In effect, Section 34(K) of the tax Code, as amended, provides that if an
expense is subject to withholding tax, it will not be allowed as a deduction
for income tax unless it could be shown that withholding taxes has been
paid to the BIR. This explains why assessment of withholding tax has a dual
effect disallowance of expense deduction in income tax computation for
failure to withhold, and assessment for withholding tax liabilities. Upon

payment of withholding taxes, the income tax assessment based on failure


to withhold is automatically dropped.

7. Exclusive enumeration of items subject to withholding taxes.

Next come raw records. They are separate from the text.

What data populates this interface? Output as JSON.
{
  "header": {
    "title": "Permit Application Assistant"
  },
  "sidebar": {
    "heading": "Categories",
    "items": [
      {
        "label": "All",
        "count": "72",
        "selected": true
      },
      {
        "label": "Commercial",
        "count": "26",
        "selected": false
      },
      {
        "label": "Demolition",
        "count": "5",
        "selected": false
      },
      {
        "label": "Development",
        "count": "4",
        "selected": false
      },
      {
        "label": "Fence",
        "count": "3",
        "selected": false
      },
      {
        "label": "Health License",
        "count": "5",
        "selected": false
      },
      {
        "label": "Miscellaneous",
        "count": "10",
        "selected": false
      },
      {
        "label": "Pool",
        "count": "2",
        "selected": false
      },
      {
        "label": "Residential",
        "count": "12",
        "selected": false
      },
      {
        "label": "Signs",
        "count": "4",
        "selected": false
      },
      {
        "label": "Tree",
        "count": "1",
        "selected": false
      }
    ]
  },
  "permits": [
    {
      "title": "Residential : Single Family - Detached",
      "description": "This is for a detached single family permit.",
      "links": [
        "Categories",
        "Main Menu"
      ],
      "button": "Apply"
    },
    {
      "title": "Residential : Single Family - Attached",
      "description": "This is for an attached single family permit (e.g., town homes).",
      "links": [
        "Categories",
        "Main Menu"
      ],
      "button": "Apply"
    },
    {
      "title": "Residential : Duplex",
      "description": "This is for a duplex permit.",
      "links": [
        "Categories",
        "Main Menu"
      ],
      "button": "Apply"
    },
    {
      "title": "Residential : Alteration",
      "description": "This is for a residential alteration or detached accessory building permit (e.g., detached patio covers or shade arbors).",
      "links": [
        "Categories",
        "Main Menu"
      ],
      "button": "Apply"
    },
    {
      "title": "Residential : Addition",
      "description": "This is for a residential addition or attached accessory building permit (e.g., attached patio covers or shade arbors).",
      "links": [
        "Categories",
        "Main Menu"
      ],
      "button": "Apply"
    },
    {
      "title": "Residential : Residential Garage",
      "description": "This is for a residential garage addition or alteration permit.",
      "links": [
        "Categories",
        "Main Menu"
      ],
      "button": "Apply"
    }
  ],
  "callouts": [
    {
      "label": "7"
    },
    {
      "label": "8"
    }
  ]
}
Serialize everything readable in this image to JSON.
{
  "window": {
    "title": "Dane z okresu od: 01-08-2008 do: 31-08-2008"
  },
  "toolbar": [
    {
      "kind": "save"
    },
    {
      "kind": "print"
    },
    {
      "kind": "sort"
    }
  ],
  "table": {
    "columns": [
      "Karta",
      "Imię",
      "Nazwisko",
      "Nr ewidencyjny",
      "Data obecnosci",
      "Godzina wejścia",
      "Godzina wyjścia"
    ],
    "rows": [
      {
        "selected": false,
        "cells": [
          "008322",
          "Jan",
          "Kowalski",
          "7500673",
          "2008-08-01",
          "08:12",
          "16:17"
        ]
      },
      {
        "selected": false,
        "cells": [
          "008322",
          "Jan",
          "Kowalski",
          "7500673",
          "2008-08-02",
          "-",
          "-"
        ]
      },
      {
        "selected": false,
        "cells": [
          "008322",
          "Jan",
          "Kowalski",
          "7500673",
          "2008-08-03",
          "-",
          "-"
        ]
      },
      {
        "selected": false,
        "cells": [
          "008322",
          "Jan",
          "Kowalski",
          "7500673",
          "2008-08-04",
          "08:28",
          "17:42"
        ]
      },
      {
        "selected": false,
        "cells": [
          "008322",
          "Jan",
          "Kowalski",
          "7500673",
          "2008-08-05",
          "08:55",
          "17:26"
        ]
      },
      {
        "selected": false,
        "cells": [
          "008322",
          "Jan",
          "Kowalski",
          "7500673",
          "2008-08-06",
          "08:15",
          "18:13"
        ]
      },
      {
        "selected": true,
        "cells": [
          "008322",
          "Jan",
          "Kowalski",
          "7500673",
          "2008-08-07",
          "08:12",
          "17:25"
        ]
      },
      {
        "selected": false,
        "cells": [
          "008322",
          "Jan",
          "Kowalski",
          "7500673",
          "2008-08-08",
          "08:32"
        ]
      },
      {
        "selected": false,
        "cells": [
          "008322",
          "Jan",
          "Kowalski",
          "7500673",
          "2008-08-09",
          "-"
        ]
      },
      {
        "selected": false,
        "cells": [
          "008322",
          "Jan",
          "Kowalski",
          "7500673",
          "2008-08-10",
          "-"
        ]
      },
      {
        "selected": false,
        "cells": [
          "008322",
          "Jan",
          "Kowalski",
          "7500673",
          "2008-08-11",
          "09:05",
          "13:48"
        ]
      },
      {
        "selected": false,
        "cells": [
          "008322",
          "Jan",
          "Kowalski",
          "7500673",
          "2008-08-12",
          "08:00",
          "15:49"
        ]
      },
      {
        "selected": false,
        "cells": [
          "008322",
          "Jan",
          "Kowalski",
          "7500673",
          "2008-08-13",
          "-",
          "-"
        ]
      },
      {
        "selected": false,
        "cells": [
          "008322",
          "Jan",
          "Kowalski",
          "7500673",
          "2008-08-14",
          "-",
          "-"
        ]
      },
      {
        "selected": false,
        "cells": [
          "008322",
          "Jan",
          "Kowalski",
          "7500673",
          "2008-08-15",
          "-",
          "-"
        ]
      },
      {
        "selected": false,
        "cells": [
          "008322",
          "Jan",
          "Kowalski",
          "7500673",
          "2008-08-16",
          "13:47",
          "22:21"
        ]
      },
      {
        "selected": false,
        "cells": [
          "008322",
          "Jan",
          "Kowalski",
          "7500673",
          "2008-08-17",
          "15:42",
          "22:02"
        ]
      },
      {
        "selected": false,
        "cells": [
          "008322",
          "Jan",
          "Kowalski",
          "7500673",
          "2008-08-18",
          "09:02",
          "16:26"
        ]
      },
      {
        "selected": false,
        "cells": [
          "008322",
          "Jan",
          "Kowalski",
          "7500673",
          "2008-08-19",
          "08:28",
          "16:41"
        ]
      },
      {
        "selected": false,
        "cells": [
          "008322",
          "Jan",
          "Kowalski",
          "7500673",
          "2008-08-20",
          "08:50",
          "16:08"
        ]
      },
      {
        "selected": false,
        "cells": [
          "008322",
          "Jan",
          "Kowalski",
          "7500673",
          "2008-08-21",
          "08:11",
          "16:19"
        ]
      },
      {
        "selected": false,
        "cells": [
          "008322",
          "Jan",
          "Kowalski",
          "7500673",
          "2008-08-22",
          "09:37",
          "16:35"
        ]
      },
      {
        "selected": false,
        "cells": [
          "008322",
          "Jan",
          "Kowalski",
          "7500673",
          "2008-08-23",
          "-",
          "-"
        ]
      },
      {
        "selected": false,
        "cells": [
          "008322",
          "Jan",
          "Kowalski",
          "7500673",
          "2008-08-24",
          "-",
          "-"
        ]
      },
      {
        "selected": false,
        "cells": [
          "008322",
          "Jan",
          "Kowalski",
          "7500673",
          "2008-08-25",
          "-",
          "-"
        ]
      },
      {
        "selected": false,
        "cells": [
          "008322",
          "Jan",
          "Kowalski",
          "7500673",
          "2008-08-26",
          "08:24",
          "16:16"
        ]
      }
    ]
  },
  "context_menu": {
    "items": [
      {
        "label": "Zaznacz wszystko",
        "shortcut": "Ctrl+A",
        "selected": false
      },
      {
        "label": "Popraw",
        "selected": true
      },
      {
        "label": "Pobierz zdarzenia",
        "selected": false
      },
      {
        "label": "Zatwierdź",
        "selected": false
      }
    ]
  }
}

Revenue Regulations 2-98, as amended, is the main regulation enumerating
the income payments subject to creditable withholding tax. Enumeration of
expanded withholding tax therein is exclusive and whatever is not included
is deemed not subject to creditable withholding tax. This means to say that
as a rule, not all expenses are subject to withholding. Exception to this rule
is the rule on Top Twenty Thousand Corporation (TTC) or Top Five
Thousand Individuals duly selected and notified as such by the BIR. On top
of those enumerated in Revenue Regulations 2-98, as amended, they are
mandated to withhold on income payments to regular supplies of goods
1% or of services 2%, and from casual purchases amounting to 10,000 in
a single transaction.

Failure of the taxpayer to comply the obligation to withhold would expose a
taxpayer-agent with the following consequences:
Non-deductibility of a business expense for income tax computation for
failure to withhold until after payment of the withholding tax and related
penalties;
Payment of the basic withholding tax that should have been withheld;
One-time surcharge of 25%, or 50% for wilful neglect or fraudulent filing;
Interest on 20% on annual basis based on the basic withholding tax that
should have been withheld;
Compromise penalties ranging from 200 to 50,000 based on the amount
of basic withholding tax that should have been withheld;
Or worst, criminal prosecution and imprisonment for wilful neglect or
fraudulent filing of withholding tax returns
You would not enjoy paying the above penalties, and wasting your hard
earned money from your business undertakings and simple ignorance of
the above obligation. Its the proper time now to educate and you have all
the time and opportunity to do it before it is too late.